Indeed, looking at his record, that this is the reason that motivates him to commute Scooter Libby's sentence is utterly implausible. He has pending before him (in the office of his Pardon Attorney) about 3000 petitions for commutation of sentence.

Just consider one case, that of Clarence Aaron. His case has been repeatedly brought to President Bush's attention by the valiant effort of Deborah Saunders, conservative columnist for the San Francisco Chronicle. Aaron, pleaded not guility, and a jury found him guilty of being part of a cocaine purchase for a crack dealing organization in Mobile, Alabama. Pursuant to the Sentencing Guidelines for the quantity of cocaine said to have been involved (enough to fill a briefcase), even as a go-between who was never going to receive any of the profit of the drug deal, because the quantity, he was sentenced three terms of life imprisonment. Aaron, whose case was featured on PBS Television's Frontline in 1999, was a college student when he was brought into the case by his buddies from home. The leaders of the organization worked out plea deals and are all out of prison now, but Aaron is destined to die in prison unless a president commutes his sentence.

No, a revulsion for excessively harsh sentences has not been a part of the character of President Bush. Why else might he have pardoned Vice President Cheney's former chief of staff?

If one recalls the case of Watergate burglars of June 1972 who were sentenced to prison of Judge "Maximum" John Sirica in 1973, one of them, James McCord, facing years in prison, broke, and informed Judge Sirica about what McCord said was a wide ranging coverup of the burglary. McCord, it turned out, was telling the truth.

The question that must have troubled the President and his close aides was whether, once sentence to prison, Scooter Libby, with young children, was prepared to "rot in prison" and "take the fall." The President or his advisers must have wondered whether Libby might find irresistible the temptation to use his "get out of jail ticket" -- that is reveal to the prosecutor his knowledge of who directed the leaking of Valerie Plame's name and identity as a secret agent for the CIA.

As a general matter, the President should not be chastised for using his power to grant reprieves and pardons. It is important that the President use his powers appropriately. (In fact, the practice of regularly exercising his actual powers may serve to minimize the drive to claim powers he does not have.) The power to grant reprieves and pardons was seen by the framers of the Constitution as very important. It is in the same sentence that names him Commander in Chief of the Army and Navy!

The justice system would be well served by a more frequent use of the power to commute sentences.
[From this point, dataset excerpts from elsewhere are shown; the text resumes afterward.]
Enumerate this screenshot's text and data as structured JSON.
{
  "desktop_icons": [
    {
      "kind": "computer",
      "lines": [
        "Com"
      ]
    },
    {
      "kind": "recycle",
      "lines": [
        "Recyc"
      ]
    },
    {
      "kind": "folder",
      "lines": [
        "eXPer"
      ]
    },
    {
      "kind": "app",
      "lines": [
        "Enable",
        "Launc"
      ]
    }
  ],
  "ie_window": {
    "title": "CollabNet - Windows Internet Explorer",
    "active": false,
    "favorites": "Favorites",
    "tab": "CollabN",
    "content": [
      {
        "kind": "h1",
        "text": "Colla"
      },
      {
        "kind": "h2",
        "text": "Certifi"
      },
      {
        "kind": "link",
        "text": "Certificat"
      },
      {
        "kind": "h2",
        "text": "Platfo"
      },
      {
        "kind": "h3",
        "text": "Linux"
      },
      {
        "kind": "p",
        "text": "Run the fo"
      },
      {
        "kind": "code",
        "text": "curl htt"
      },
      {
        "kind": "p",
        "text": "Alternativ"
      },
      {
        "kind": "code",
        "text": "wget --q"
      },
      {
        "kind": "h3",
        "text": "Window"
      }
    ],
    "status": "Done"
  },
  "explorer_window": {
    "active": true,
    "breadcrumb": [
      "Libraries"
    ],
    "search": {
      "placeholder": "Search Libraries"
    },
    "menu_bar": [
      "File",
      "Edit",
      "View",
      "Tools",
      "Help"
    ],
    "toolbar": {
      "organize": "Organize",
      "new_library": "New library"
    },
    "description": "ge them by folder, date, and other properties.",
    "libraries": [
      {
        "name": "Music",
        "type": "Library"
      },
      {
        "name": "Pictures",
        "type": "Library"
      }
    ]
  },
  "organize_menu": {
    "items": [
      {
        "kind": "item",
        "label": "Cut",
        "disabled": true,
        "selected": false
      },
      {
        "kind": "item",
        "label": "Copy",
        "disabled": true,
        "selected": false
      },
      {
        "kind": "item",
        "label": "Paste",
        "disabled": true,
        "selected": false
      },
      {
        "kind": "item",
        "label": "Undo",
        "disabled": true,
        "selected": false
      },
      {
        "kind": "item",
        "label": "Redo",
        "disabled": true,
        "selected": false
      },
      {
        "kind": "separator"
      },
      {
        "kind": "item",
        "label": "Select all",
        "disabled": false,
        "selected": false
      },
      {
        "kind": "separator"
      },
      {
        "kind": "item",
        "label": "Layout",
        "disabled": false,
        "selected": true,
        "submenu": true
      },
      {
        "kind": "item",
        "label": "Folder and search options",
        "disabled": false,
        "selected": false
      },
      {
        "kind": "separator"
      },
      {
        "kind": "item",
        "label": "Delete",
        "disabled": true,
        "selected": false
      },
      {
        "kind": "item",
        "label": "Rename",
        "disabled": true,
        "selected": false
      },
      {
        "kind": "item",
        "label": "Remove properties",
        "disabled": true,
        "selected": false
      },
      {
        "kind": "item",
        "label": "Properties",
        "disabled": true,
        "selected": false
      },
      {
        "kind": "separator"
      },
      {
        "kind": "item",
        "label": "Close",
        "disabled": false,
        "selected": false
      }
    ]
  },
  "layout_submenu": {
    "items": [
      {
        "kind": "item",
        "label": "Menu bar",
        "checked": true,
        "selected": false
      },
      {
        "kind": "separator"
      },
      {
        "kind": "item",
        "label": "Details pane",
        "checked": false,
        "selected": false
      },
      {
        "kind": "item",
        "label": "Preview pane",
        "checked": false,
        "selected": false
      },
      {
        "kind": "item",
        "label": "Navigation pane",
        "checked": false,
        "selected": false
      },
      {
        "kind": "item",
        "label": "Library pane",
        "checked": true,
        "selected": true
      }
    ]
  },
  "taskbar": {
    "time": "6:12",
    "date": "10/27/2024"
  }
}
But it corrupts the justice system to use such favors only for close cronies, and deny the real reasons behind the selection of beneficiaries of this important power.

It appears that the President is prepared to take the likely considerable political flak for this commutation of sentence in exchange for protecting extremely senior figures in his Administration from the possibility that Scooter Libby might have decided that his imprisonment was unfair.